Foreign Military Sales

The U.S. Department of Defense's Foreign Military Sales (FMS) program enables sales of U.S. defense equipment, defense services, arms, and military training to foreign governments. The purchaser does not deal directly with the defense contractor; instead, the Defense Security Cooperation Agency (DSCA) serves as an arbitrator, usually handling logistics, procurement, and delivery and often providing product training, support, and infrastructure construction such as runways, hangars, and utilities. The Defense Contract Management Agency (DCMA) often accepts FMS equipment on behalf of the US government.

FMS is based on countries being authorized to participate, cases as the mechanism to procure services, and a deposit in a US Trust Fund or appropriate credit and approval to fund services.

Some USAF FMS programs are assigned two-word codenames beginning with the word PEACE, indicating oversight by USAF Headquarters. Codenames appear in all capital letters. The second word in these codenames is often chosen to reflect some feature of the customer, such as MARBLE for Israel or ONYX for Turkey. No partner nation has yet succeeded in applying strict schedule clauses to a FMS program.

The Foreign Military Sales Act of 1968, Pub.L. 90–629, 82 Stat. 1320-2, enacted October 22, 1968, was additional legislation to the Arms Control and Disarmament Act of 1961 and the Foreign Assistance Act of 1961. The Act discloses the United States commitment and sustainment to a world free from the dangers of arms and the menace of war.

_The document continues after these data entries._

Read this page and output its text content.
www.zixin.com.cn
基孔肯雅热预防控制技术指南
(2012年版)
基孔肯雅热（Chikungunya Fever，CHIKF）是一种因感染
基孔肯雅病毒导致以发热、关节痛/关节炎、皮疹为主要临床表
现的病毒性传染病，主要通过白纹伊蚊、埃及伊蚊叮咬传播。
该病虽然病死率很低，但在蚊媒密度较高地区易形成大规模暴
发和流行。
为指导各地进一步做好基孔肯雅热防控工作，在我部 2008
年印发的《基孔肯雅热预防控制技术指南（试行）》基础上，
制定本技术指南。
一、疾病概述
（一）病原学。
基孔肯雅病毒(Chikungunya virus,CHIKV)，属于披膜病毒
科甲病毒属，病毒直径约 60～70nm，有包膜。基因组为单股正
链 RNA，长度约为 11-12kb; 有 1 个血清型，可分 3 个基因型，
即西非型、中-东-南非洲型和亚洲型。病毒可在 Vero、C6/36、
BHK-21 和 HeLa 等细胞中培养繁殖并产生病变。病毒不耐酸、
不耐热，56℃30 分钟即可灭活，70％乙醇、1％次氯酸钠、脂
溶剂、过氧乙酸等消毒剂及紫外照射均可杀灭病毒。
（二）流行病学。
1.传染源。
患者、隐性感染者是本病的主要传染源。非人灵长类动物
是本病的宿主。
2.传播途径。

The Foreign Military Sales Act supported the policy of disarmament agreements, regional arms control, and the discouragement of arm races. The United States law openly declares the sales of defense services and military articles to benign countries with the economic means to maintain and support a military force of suitable strength. The H.R. 15681 bill authorized the sales of military equipment by the United States government. The H.R. 15681 legislation was passed by the 90th U.S. Congressional session and endorsed by the 36th President of the United States Lyndon Johnson on October 22, 1968.

The Foreign Military Sales Act established authority for United States foreign military sales authorizations and military export controls. The Foreign Military Sales (FMS) program is a form of security assistance authorized by the Arms Export Control Act (AECA) and a fundamental tool of U.S. foreign policy.

The Foreign Military Sales program is a form of security assistance authorized by the Arms Export Control Act (AECA) through which the United States may sell defense articles and services to foreign countries and international organizations. Under FMS, the US Government and a foreign government enter into a government-to-government sales agreement. The international agreement is called a Letter of Offer and Acceptance (LOA). The State Department determines which countries will have programs, and the Defense Department executes the program.